お前は今、自分の事でいっぱいだろうが…。
だが、
「…ありがとな」
優しい睦に、
微笑み甘えてしまう俺。
そして、
「何が作れるかなぁ…」
と、俺を甘やかすお前。
ありがとう。
大好きだ。
午後はあっという間に過ぎた。
先に夕飯の買い物に2人で行き、
帰ってから、睦は部屋の片付け。
案外、時間がかかっていたので
夕飯は軽く俺が作ると、
睦は驚いて、その後少し拗ねた。
自分が作りたかったと言った。
そう言わずに食えと勧めると
目をキラキラ輝かせて
おいしい、と完食してくれる。
メシは、元気の素だ。
2人、時間差の風呂を済ませると、
後はもう寝るだけだ。
茶の間
「今日は疲れただろうからゆっくり休めよ」
「はい。

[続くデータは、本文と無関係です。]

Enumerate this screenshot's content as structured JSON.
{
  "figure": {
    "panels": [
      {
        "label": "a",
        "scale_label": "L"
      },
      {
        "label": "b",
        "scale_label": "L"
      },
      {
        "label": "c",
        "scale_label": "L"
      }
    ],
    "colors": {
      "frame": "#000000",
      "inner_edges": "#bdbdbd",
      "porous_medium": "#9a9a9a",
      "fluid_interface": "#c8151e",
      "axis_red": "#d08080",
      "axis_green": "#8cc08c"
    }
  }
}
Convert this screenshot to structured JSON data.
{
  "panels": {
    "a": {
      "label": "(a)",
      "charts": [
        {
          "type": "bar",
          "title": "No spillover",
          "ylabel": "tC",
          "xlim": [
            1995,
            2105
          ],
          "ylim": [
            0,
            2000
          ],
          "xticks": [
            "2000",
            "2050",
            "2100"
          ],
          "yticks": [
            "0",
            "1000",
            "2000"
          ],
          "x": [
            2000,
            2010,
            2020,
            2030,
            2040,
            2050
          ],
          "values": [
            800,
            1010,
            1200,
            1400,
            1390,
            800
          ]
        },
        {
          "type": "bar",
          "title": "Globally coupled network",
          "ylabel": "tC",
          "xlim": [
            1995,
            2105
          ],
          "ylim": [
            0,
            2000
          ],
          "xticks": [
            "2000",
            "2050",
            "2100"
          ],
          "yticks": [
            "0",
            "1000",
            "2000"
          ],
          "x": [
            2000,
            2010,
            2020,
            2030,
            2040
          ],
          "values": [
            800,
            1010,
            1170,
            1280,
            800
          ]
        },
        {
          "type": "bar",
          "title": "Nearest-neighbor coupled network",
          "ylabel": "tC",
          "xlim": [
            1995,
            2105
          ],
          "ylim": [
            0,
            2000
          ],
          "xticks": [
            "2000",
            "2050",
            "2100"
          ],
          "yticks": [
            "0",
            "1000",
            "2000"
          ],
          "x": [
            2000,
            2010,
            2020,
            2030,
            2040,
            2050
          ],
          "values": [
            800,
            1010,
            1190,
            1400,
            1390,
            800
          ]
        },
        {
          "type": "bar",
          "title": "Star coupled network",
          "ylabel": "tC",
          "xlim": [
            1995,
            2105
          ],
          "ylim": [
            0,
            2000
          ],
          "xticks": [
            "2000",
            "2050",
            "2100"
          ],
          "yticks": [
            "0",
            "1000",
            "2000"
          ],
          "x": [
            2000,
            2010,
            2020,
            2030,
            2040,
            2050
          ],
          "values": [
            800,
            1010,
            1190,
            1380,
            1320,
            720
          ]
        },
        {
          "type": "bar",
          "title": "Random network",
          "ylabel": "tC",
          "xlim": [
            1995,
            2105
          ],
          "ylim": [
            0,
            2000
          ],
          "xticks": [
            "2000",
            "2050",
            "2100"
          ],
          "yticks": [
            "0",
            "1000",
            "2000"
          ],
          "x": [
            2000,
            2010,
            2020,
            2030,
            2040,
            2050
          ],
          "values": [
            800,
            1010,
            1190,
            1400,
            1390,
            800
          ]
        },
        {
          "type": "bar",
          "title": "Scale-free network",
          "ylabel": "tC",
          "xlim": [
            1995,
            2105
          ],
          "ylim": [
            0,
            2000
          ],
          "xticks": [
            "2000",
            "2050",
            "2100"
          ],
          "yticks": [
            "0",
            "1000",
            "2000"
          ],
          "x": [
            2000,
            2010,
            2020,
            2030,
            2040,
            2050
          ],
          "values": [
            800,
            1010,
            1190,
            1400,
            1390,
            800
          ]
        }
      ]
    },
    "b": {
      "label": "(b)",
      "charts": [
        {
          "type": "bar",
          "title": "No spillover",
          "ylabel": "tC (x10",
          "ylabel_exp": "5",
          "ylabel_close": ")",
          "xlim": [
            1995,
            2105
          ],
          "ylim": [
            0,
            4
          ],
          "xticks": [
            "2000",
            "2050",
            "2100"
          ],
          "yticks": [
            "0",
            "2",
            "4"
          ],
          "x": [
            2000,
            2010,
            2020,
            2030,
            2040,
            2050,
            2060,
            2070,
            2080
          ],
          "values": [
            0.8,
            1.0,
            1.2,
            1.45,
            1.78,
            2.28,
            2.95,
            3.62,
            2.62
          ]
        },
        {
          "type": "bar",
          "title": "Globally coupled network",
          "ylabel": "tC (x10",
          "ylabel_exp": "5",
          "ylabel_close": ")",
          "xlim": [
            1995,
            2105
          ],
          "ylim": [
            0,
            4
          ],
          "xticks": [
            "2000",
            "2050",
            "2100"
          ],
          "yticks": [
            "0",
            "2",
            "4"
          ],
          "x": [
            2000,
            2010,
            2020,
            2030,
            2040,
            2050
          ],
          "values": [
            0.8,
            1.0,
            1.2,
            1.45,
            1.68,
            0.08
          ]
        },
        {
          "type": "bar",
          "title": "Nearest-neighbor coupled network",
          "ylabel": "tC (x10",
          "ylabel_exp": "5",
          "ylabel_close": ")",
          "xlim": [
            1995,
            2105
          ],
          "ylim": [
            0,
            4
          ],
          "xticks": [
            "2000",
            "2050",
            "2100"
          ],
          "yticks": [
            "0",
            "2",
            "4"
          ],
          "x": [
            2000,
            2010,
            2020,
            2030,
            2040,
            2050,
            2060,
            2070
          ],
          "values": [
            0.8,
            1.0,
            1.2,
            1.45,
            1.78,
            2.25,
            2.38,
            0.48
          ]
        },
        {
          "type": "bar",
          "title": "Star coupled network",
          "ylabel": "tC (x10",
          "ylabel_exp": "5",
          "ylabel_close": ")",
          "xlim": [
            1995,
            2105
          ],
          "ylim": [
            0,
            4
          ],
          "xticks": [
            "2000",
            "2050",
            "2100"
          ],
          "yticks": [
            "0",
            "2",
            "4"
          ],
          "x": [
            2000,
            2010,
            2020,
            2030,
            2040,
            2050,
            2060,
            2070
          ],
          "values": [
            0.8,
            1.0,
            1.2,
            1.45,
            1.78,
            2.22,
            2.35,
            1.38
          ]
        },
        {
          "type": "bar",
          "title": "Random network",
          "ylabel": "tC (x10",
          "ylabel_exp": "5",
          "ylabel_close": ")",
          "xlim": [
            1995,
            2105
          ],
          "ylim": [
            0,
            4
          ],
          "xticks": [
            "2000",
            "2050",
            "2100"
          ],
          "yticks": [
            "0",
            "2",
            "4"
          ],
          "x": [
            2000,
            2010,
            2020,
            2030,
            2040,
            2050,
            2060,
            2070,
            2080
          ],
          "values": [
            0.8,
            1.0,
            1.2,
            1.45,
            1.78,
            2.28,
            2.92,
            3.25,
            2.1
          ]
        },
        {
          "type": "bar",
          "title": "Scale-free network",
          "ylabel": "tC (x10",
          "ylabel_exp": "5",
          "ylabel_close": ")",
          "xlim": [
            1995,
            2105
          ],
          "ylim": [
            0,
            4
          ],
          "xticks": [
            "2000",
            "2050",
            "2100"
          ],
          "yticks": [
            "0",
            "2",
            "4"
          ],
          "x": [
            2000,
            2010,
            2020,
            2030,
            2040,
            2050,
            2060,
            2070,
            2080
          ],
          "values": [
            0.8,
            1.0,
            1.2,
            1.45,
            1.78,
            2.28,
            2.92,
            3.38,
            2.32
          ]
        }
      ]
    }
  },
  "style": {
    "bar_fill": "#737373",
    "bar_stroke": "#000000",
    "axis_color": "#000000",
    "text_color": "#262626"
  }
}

今日はありがとうございました!
おやすみなさい」
睦がにっこりと笑う。
「あァ」
俺が自室へ向かうと
「……」
1人茶の間から動こうとしない。
足を止め振り返ると、
「あ、おやすみなさい!」
睦は我に返ったように
急いで部屋へと向かう。
それに倣って、俺も自室の襖を開けた。
開けたまま、隣の部屋の様子を窺う。
「……」
——はーぁ…。
自室の襖を閉め、
睦の部屋の襖をそっと開ける。
…こいつは。
どうしてこんなに。
静かに入室し、音を立てないように
近づいた。
睦の横たわる布団にもぐり込むと
涙に濡れた両目が
驚いたように見開かれる。
「実弥、さ…」
睦を安心させるように笑ってやり、
震える体を身ぐるみ抱きしめた。